Can we measure sentiment changes towards policy through social media?
The overarching objective is to reveal trends and changes in response to relevant events or policies in the broader prosecutorial justice sector.
Conventional methods are labor-intensive, time-lagged, and not easily scaled up. Alternatively, this research investigates the viability and strategies of leveraging Twitter posts (tweets) and Natural Language Processing (NLP) to assess public sentiments in an efficient, timely, scalable, and more consistent way. With this tool, we hope to assist stakeholders gather massive responses online and respond to real-time events promptly.
Community support plays a crucial role in the effectiveness of prosecutorial justice sector and law enforcement. However, measuring public sentiments towards relevant policy implementations is difficult. Conventional methods are labor-intensive, time-lagged, and not scalable. Alternatively, we investigate the viability and strategies of leveraging social network services to assess public sentiments in a massive, timely, and effective manner.
Focusing on Twitter, we first evaluate strategies to harvest relevant tweets and mitigate contamination. This includes keywords selection and streaming pipeline modification. Then, using the collected tweets regarding prosecutorial justice departments at both local and national levels, we assess whether a sentiment baseline exists based on the positive, neutral, or negative sentiments perceived by existing Natural Language Processing models. Finally, we investigate geographical and longitudinal variations in sentiments.
The results show that measuring such sentiments is challenging.
- First, Twitter’s free Streaming API is not ideal qualitatively nor quantitatively for collecting the desired data.
- Second, the data is highly contaminated due to the inevitably ambiguous keywords.
- Finally, most tweets appear either neutral or slightly negative in the two models respectively.
However, it is possible to observe and compare longitudinal trends and changes instead of absolute values. Recommendations for similar research pipeline are then concluded.
This tool demonstrates the longitudinal sentiment scores of tweets related to preosecutorial justice sector of different states. The sentiments are assessed by TextBlob and CoreNLP Python modules respectively, with lower scores indicating more negative overall sentiment of the tweet.
- New York
- District of Columbia
Based on our results, concrete baselines for public sentiments towards prosecutorial justice sector are currently unavailable through tweets. However, changes in public sentiment can be observed. This may serve the needs of assessing community responses to events and policies. While our results showed most changes were within the margin of error, this does not rule out the possibility that statistically significant changes in sentiment could be detected.
One limitation we faced was that we could not acquire a search API from Twitter, limiting use in three ways. One, we were limited in the number of tweets to 1 per thousand. Two, we could not set restrictions to tweets containing a combination of search terms. Three, we could not search historical tweets, limiting our sample to an 8-week period. With a search API or firehose, it would be possible to get a larger and better quality sample that would reduce the error range of the sample and having a longer time period of data would increase the probability of some change in sentiment occuring during that time.

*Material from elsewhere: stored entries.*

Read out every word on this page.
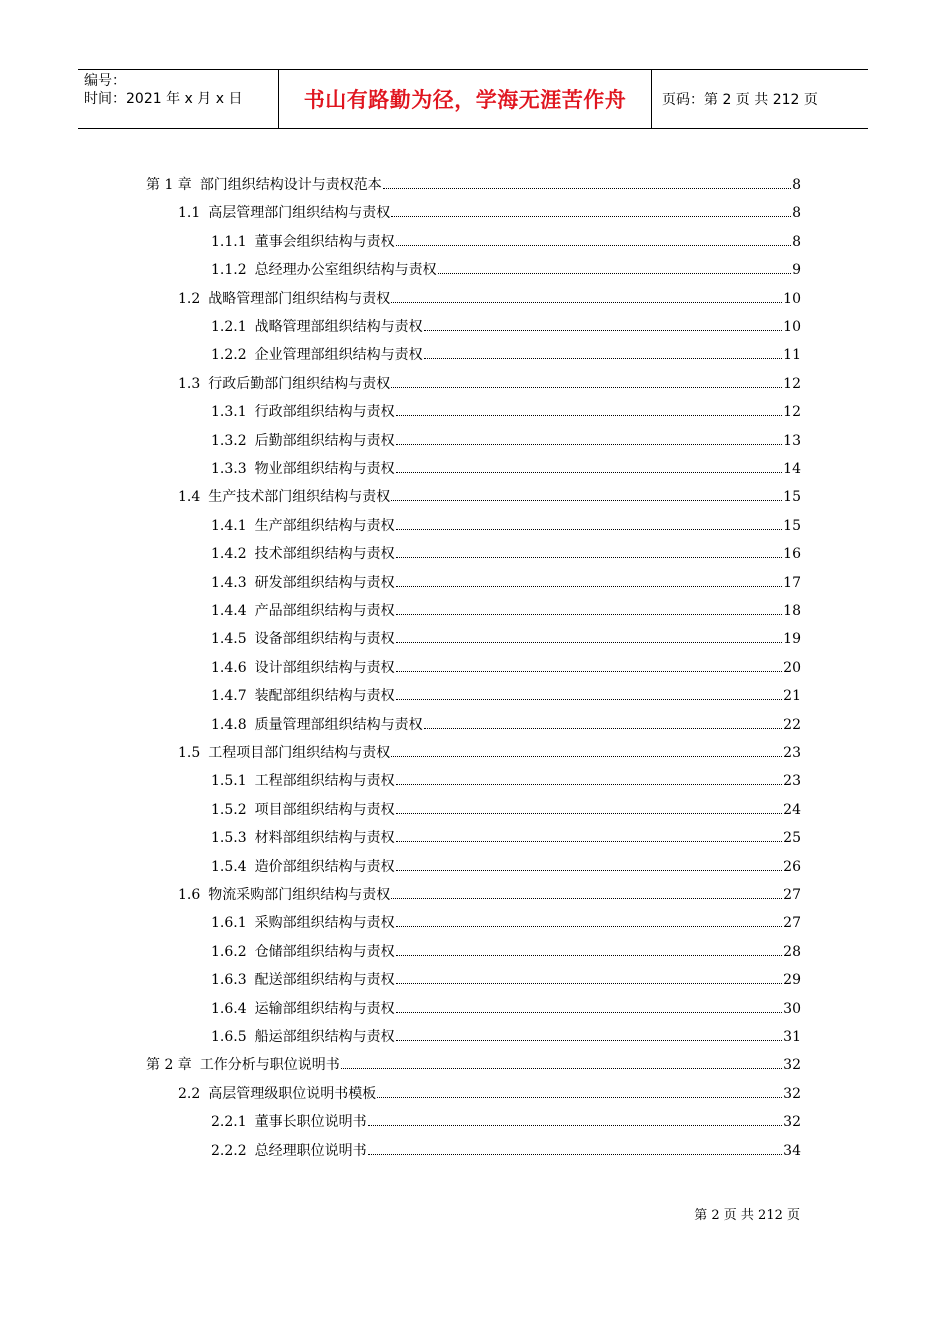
编号：
时间：2021 年 x 月 x 日	书山有路勤为径，学海无涯苦作舟	页码：第 2 页 共 212 页
第 1 章 部门组织结构设计与责权范本	8
1.1 高层管理部门组织结构与责权	8
1.1.1 董事会组织结构与责权	8
1.1.2 总经理办公室组织结构与责权	9
1.2 战略管理部门组织结构与责权	10
1.2.1 战略管理部组织结构与责权	10
1.2.2 企业管理部组织结构与责权	11
1.3 行政后勤部门组织结构与责权	12
1.3.1 行政部组织结构与责权	12
1.3.2 后勤部组织结构与责权	13
1.3.3 物业部组织结构与责权	14
1.4 生产技术部门组织结构与责权	15
1.4.1 生产部组织结构与责权	15
1.4.2 技术部组织结构与责权	16
1.4.3 研发部组织结构与责权	17
1.4.4 产品部组织结构与责权	18
1.4.5 设备部组织结构与责权	19
1.4.6 设计部组织结构与责权	20
1.4.7 装配部组织结构与责权	21
1.4.8 质量管理部组织结构与责权	22
1.5 工程项目部门组织结构与责权	23
1.5.1 工程部组织结构与责权	23
1.5.2 项目部组织结构与责权	24
1.5.3 材料部组织结构与责权	25
1.5.4 造价部组织结构与责权	26
1.6 物流采购部门组织结构与责权	27
1.6.1 采购部组织结构与责权	27
1.6.2 仓储部组织结构与责权	28
1.6.3 配送部组织结构与责权	29
1.6.4 运输部组织结构与责权	30
1.6.5 船运部组织结构与责权	31
第 2 章 工作分析与职位说明书	32
2.2 高层管理级职位说明书模板	32
2.2.1 董事长职位说明书	32
2.2.2 总经理职位说明书	34
第 2 页 共 212 页
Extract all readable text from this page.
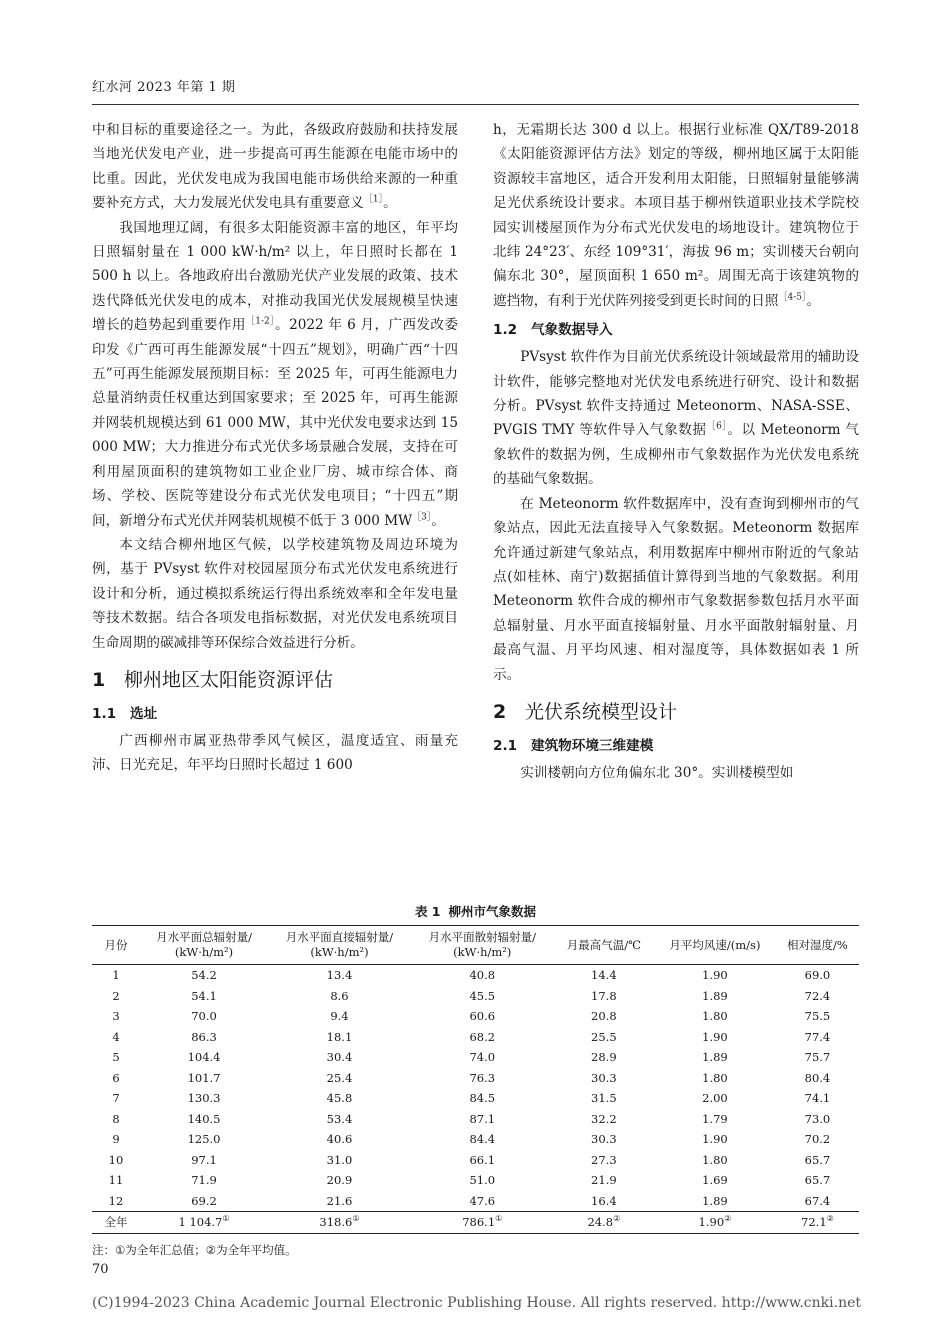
红水河 2023 年第 1 期

中和目标的重要途径之一。为此，各级政府鼓励和扶持发展当地光伏发电产业，进一步提高可再生能源在电能市场中的比重。因此，光伏发电成为我国电能市场供给来源的一种重要补充方式，大力发展光伏发电具有重要意义$^{[1]}$。

我国地理辽阔，有很多太阳能资源丰富的地区，年平均日照辐射量在 1 000 kW·h/m² 以上，年日照时长都在 1 500 h 以上。各地政府出台激励光伏产业发展的政策、技术迭代降低光伏发电的成本，对推动我国光伏发展规模呈快速增长的趋势起到重要作用$^{[1-2]}$。2022 年 6 月，广西发改委印发《广西可再生能源发展“十四五”规划》，明确广西“十四五”可再生能源发展预期目标：至 2025 年，可再生能源电力总量消纳责任权重达到国家要求；至 2025 年，可再生能源并网装机规模达到 61 000 MW，其中光伏发电要求达到 15 000 MW；大力推进分布式光伏多场景融合发展，支持在可利用屋顶面积的建筑物如工业企业厂房、城市综合体、商场、学校、医院等建设分布式光伏发电项目；“十四五”期间，新增分布式光伏并网装机规模不低于 3 000 $MW^{[3]}$。

本文结合柳州地区气候，以学校建筑物及周边环境为例，基于 PVsyst 软件对校园屋顶分布式光伏发电系统进行设计和分析，通过模拟系统运行得出系统效率和全年发电量等技术数据。结合各项发电指标数据，对光伏发电系统项目生命周期的碳减排等环保综合效益进行分析。

1 柳州地区太阳能资源评估
1.1 选址

广西柳州市属亚热带季风气候区，温度适宜、雨量充沛、日光充足，年平均日照时长超过 1 600

h，无霜期长达 300 d 以上。根据行业标准 QX/T89-2018《太阳能资源评估方法》划定的等级，柳州地区属于太阳能资源较丰富地区，适合开发利用太阳能，日照辐射量能够满足光伏系统设计要求。本项目基于柳州铁道职业技术学院校园实训楼屋顶作为分布式光伏发电的场地设计。建筑物位于北纬 24°23′、东经 109°31′，海拔 96 m；实训楼天台朝向偏东北 30°，屋顶面积 1 650 m²。周围无高于该建筑物的遮挡物，有利于光伏阵列接受到更长时间的日照$^{[4-5]}$。

1.2 气象数据导入

PVsyst 软件作为目前光伏系统设计领域最常用的辅助设计软件，能够完整地对光伏发电系统进行研究、设计和数据分析。PVsyst 软件支持通过 Meteonorm、NASA-SSE、PVGIS TMY 等软件导入气象数据$^{[6]}$。以 Meteonorm 气象软件的数据为例，生成柳州市气象数据作为光伏发电系统的基础气象数据。

在 Meteonorm 软件数据库中，没有查询到柳州市的气象站点，因此无法直接导入气象数据。Meteonorm 数据库允许通过新建气象站点，利用数据库中柳州市附近的气象站点(如桂林、南宁)数据插值计算得到当地的气象数据。利用 Meteonorm 软件合成的柳州市气象数据参数包括月水平面总辐射量、月水平面直接辐射量、月水平面散射辐射量、月最高气温、月平均风速、相对湿度等，具体数据如表 1 所示。

2 光伏系统模型设计
2.1 建筑物环境三维建模

实训楼朝向方位角偏东北 30°。实训楼模型如

表 1 柳州市气象数据
月份	月水平面总辐射量/
(kW·h/m²)	月水平面直接辐射量/
(kW·h/m²)	月水平面散射辐射量/
(kW·h/m²)	月最高气温/℃	月平均风速/(m/s)	相对湿度/%
1	54.2	13.4	40.8	14.4	1.90	69.0
2	54.1	8.6	45.5	17.8	1.89	72.4
3	70.0	9.4	60.6	20.8	1.80	75.5
4	86.3	18.1	68.2	25.5	1.90	77.4
5	104.4	30.4	74.0	28.9	1.89	75.7
6	101.7	25.4	76.3	30.3	1.80	80.4
7	130.3	45.8	84.5	31.5	2.00	74.1
8	140.5	53.4	87.1	32.2	1.79	73.0
9	125.0	40.6	84.4	30.3	1.90	70.2
10	97.1	31.0	66.1	27.3	1.80	65.7
11	71.9	20.9	51.0	21.9	1.69	65.7
12	69.2	21.6	47.6	16.4	1.89	67.4
全年	1 104.7①	318.6①	786.1①	24.8②	1.90②	72.1②
注：①为全年汇总值；②为全年平均值。
70
(C)1994-2023 China Academic Journal Electronic Publishing House. All rights reserved. http://www.cnki.net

We suggest following recommendations for conducting a sentiment analysis in similar topics. First, the strategy can vary by the type of Twitter API available. However, unless the API is unlimited, one may optimize the query using a Streaming API before consuming the quota. The keywords associated with this topic are inevitably general. One needs to check the retrieved tweets and update the keywords addressing major contamination. If operating with Streaming API, one may use more specific keywords (e.g., names of the program or event) to mitigate excessive irrelevant tweets. With a purchased Search API, one has the privilege to use the intersection operator and geotag information for more precise queries.
Gaurav Bhardwaj, Yuwen Chang, Scott Smith, and Yukun Wan are masters student's at New York University's Center for Urban Science + Progress (CUSP). Federica Bianco is a Senior Research Scientist at CUSP and Assistant Professor of Informatics at NYU. BetaGov applies pragmatic randomized controlled studies in order to assess the effectiveness of public sector initiatives in areas such as education, healthcare, and criminal justice.
This is a collaborative project between CUSP and the sponsor BetaGov. BetaGov has been working with prosecutorial justice departments across the United States to implement innovative solutions. One example is the police-to-peace initiative that includes ”peace officer” on patrol cars, expecting to improve community sentiments towards law enforcement units. The arising question is to know if these implementations are taking effect as expected.